Molecular Immunology Division, Walter and Eliza Hall Institute of Medical Research, Parkville, Victoria, Australia.
Department of Medical Biology, Faculty of Medicine, Dentistry and Health Sciences, University of Melbourne, Parkville, Victoria, Australia.
J Leukoc Biol. 2020 Oct;108(4):1397-1408. doi: 10.1002/JLB.2MA0620-074R. Epub 2020 Jul 17.
The ability to genetically modify CD8 T cells using viral gene delivery has facilitated the development of next generation of cancer immunotherapies such as chimeric Ag receptor (CAR) T cells engineered to specifically kill tumor cells. Development of immunotherapies targeting NK cells have stalled in part by their resistance to traditional viral gene delivery systems. Here, an efficient approach is described to genetically edit human NK cells by electroporation and CRISPR-Cas9 ribonucleoprotein (RNP) complexes. Electroporation pulse codes and buffer optimization for protein uptake by human NK cells and viability, and the efficiency of this approach over other methods are detailed. To highlight the transformative step this technique will have for NK cell immunotherapy drug discovery, NCR1 and CISH are deleted in primary human NK cells and murine findings are validated on their key roles in regulating NK cell antitumor function.

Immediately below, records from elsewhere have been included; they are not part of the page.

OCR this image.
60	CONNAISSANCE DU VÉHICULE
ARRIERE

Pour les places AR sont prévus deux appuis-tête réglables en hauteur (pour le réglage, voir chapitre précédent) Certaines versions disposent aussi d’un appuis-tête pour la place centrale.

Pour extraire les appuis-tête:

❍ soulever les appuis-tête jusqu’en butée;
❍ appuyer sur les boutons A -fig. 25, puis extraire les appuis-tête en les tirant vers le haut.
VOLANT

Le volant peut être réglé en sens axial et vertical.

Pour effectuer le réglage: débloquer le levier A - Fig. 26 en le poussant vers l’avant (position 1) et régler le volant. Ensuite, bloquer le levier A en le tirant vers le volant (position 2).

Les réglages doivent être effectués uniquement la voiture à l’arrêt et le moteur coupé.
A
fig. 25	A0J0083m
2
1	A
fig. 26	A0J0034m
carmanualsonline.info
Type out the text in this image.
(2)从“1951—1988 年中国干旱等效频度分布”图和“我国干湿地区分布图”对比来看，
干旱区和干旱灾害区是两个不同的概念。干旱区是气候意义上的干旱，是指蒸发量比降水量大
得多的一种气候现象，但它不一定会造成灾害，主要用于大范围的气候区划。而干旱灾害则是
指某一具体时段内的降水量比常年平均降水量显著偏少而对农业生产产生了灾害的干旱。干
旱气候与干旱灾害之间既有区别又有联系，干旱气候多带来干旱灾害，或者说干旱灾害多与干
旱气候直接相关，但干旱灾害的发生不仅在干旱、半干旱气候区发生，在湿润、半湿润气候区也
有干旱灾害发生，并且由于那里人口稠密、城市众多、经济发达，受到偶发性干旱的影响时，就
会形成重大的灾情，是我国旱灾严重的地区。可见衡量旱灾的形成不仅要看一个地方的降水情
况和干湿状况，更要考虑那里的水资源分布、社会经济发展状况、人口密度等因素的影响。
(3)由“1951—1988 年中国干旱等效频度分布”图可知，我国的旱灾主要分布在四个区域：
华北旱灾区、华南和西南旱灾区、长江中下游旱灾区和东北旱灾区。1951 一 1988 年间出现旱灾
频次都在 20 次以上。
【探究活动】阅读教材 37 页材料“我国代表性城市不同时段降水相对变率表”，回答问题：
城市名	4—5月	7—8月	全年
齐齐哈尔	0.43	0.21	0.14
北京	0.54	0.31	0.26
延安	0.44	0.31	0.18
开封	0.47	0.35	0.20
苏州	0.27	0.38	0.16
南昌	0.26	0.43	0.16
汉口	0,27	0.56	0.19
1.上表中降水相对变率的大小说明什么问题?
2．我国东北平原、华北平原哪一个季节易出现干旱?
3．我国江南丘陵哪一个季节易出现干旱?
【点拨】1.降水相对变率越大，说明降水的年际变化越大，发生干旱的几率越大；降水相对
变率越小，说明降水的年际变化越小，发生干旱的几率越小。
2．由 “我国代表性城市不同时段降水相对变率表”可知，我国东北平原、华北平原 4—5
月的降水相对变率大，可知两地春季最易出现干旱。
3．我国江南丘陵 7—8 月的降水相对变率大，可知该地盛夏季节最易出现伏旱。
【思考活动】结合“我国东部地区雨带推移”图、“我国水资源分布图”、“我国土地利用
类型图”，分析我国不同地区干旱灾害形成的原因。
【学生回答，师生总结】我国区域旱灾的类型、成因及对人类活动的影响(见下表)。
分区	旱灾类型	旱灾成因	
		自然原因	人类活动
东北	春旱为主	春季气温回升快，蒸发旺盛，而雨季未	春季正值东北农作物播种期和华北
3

利用病毒基因传递来对 CD8 T 细胞进行基因修饰,促进了新一代癌症免疫疗法的发展,例如嵌合抗原受体(CAR)T 细胞,这些细胞经过设计可特异性杀伤肿瘤细胞。靶向 NK 细胞的免疫疗法的发展在一定程度上受到其对传统病毒基因传递系统的抗性的阻碍。在这里,描述了一种通过电穿孔和 CRISPR-Cas9 核糖核蛋白(RNP)复合物来对人 NK 细胞进行基因编辑的有效方法。详细说明了电穿孔脉冲编码和缓冲液优化,以提高人 NK 细胞对蛋白质的摄取和细胞活力,并说明了这种方法相对于其他方法的效率。为了突出这项技术在 NK 细胞免疫疗法药物发现方面的变革性步骤,在原代人 NK 细胞中删除了 NCR1 和 CISH,并验证了它们在调节 NK 细胞抗肿瘤功能方面的关键作用。